Ser jornalista atualmente não é muito bem-visto e aceito por muitas pessoas já que alguns jornalistas não sabem a diferença entre ética e respeito, mas isso não é questão de profissão, e sim da índole de quem ostenta o cargo.

Existe a mídia competente e verdadeira da mesma forma que existe a mídia mentirosa, sensacionalista, que divulga fake news, que são aquelas que apelam para as notícias trágicas e violentas para atrair o público que apreciam esta categoria de notícia.

Nos últimos anos  foram criados sites para divulgar somente notícias boas mostrando que não existem apenas a mídia negativa.  

As boas notícias pouco interessam às grandes mídias porque não dão ibope e nem lucros.

O fato é que as mídias sensacionalistas existem apenas porque as pessoas assistem e fazem o Ibope crescer.

Condenar a má mídia rotulando todos os jornalistas, é estar cego diante da realidade de que somos nós, os telespectadores que as alimentam.

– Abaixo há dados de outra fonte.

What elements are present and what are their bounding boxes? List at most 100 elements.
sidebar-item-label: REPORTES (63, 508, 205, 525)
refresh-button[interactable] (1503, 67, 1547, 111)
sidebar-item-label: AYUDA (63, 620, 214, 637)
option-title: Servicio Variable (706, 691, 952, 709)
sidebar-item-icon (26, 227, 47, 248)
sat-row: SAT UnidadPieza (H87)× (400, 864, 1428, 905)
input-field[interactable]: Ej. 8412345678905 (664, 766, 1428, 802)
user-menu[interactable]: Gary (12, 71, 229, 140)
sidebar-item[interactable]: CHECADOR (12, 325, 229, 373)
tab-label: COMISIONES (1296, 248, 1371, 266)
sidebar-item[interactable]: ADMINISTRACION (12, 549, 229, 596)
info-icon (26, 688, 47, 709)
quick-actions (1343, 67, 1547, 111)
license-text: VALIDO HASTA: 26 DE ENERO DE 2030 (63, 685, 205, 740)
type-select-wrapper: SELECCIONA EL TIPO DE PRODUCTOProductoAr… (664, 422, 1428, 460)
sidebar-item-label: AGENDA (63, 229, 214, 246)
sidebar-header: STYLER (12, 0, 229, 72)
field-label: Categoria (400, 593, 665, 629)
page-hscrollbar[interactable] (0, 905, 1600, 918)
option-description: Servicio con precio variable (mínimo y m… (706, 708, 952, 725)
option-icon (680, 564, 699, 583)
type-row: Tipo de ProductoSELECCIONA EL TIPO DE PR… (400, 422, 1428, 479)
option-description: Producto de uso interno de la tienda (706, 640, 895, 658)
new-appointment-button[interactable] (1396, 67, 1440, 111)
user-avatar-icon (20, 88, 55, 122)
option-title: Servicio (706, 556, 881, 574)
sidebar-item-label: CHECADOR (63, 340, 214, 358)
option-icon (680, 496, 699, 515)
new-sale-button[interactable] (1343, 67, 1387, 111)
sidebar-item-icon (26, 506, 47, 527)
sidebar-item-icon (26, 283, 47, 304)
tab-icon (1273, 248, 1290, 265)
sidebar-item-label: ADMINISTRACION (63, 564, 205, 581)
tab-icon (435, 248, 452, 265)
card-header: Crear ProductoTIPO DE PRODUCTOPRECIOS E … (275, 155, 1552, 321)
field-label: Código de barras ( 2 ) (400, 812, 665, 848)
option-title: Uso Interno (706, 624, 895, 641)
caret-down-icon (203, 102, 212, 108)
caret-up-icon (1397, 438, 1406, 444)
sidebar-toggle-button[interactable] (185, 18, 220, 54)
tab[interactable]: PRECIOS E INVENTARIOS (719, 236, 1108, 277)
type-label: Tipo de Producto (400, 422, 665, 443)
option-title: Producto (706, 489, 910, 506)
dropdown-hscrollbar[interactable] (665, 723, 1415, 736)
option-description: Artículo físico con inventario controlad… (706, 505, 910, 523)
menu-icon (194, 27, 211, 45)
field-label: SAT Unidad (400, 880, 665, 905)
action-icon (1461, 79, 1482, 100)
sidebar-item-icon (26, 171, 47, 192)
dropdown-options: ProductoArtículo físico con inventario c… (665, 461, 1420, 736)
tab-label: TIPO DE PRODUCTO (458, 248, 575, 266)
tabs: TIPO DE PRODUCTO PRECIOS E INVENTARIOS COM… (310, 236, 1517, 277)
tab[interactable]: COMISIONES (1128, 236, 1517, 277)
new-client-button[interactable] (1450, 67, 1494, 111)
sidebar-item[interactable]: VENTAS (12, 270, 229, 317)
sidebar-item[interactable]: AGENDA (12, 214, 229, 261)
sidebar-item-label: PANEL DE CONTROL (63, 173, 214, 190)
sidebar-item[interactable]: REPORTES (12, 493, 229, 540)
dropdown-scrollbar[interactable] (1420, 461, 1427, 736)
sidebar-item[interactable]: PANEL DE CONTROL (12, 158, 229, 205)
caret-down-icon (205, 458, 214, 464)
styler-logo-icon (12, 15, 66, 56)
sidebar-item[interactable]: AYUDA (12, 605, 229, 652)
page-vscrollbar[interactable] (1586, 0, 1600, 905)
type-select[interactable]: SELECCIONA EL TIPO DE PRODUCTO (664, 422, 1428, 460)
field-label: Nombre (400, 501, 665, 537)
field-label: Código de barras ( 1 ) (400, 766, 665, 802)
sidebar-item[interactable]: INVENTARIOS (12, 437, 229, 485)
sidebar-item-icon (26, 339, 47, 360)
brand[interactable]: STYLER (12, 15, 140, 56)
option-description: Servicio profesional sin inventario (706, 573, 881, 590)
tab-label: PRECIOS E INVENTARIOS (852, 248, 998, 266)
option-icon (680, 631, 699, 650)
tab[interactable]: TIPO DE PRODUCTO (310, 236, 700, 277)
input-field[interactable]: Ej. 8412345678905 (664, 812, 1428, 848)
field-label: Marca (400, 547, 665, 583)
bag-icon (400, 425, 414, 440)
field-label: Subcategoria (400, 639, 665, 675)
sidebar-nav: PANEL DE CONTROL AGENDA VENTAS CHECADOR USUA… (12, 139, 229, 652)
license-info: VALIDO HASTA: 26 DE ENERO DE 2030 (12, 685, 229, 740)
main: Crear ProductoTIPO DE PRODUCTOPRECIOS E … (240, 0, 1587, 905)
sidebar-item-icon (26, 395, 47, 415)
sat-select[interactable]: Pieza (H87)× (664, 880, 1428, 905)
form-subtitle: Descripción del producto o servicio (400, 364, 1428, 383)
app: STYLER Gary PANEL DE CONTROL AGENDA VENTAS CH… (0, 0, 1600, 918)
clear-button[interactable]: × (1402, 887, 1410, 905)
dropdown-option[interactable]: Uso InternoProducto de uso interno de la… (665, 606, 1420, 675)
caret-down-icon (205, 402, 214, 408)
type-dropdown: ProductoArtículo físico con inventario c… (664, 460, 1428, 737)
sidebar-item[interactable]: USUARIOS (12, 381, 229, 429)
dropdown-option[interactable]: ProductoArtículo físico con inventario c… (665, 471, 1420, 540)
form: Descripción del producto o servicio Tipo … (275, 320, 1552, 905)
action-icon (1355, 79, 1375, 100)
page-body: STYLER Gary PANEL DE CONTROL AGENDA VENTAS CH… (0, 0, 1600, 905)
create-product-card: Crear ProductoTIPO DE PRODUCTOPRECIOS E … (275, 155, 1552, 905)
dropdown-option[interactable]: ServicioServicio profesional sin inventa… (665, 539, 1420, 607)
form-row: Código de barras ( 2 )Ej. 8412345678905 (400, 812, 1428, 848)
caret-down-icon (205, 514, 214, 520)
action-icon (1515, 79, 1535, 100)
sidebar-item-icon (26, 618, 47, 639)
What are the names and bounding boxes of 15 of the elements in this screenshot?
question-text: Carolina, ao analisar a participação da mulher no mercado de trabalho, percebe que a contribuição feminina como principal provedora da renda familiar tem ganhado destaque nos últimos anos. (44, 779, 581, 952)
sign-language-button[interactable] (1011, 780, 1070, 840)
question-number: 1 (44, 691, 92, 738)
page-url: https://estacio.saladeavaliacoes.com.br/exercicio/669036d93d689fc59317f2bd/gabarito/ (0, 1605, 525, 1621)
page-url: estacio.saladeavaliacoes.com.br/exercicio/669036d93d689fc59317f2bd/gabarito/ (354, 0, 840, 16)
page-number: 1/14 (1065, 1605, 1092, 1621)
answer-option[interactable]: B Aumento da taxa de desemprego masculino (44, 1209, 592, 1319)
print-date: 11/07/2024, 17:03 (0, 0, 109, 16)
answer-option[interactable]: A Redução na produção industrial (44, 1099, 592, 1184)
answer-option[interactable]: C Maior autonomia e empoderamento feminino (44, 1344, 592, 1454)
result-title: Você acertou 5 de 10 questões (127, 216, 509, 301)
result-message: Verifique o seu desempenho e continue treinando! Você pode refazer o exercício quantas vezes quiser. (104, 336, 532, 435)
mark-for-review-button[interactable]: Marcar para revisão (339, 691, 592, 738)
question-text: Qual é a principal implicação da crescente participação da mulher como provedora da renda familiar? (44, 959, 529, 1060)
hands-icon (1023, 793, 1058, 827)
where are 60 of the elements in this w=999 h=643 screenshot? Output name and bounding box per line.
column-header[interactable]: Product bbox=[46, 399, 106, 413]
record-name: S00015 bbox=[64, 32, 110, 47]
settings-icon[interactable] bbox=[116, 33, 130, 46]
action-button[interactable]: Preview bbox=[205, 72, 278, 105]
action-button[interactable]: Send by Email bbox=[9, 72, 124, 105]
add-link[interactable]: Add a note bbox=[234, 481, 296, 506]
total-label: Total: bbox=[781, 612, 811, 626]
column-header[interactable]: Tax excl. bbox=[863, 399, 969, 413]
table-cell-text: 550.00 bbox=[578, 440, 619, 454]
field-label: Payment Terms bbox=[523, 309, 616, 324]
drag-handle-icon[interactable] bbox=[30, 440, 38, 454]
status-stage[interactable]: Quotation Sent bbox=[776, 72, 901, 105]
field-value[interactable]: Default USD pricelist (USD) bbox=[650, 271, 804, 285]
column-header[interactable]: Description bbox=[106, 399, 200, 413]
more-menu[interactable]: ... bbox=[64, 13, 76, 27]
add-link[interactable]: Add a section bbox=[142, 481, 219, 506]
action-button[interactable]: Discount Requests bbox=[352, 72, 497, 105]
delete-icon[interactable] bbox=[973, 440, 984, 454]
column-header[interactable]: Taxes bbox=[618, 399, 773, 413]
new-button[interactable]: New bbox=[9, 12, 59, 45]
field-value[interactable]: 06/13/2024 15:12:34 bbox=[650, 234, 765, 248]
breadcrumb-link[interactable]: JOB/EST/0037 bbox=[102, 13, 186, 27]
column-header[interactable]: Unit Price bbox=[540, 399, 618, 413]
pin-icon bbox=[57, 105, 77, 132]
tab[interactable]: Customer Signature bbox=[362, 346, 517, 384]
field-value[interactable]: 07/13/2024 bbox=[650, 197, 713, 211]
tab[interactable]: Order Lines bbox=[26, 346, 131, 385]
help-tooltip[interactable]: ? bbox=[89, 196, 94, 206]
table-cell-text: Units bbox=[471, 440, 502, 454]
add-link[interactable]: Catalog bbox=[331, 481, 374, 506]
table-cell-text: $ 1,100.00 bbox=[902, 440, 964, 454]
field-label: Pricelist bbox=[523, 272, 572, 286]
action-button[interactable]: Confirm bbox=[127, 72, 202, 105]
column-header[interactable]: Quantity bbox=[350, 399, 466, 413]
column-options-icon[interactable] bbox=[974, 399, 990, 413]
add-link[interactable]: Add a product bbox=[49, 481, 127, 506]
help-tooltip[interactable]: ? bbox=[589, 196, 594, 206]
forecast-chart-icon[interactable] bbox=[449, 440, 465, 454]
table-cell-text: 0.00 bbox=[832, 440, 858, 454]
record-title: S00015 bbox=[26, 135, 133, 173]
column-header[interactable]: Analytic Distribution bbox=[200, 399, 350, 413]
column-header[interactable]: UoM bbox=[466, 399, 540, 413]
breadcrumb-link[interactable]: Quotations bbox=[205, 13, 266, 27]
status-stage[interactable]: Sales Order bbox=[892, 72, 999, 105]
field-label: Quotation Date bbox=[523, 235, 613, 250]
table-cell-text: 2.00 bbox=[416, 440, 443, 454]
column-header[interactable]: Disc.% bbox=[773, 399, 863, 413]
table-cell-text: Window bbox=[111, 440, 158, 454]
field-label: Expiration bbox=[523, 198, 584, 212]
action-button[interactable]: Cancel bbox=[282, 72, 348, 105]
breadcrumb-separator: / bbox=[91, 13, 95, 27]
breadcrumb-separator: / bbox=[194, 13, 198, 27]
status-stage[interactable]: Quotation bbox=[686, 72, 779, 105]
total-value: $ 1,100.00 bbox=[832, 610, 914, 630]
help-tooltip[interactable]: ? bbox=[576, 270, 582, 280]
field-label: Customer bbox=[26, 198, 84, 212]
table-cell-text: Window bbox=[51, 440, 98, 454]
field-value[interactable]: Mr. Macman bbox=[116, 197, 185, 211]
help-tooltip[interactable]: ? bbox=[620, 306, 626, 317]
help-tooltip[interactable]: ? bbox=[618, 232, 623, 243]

Quando deixarmos de ver apenas as notícias trágicas e mentirosas, vamos compreender a bela arte de ser jornalista que tem o abençoado dom de falar e escrever para milhares de pessoas.

As pessoas ruins, mercenárias e materialistas estão em todos os setores do mundo. Cabe a nós separarmos o joio do trigo aprendendo a distinguir o que é nocivo, deixando assim de sustentá-la.

Reclamar do jornalismo, e compartilhar fake news não nos faz diferentes dos maus profissionais da mídia.

Mudemos nossa vibração e sintonia, e aprenderemos a não confundir profissão com pessoas mal intencionadas.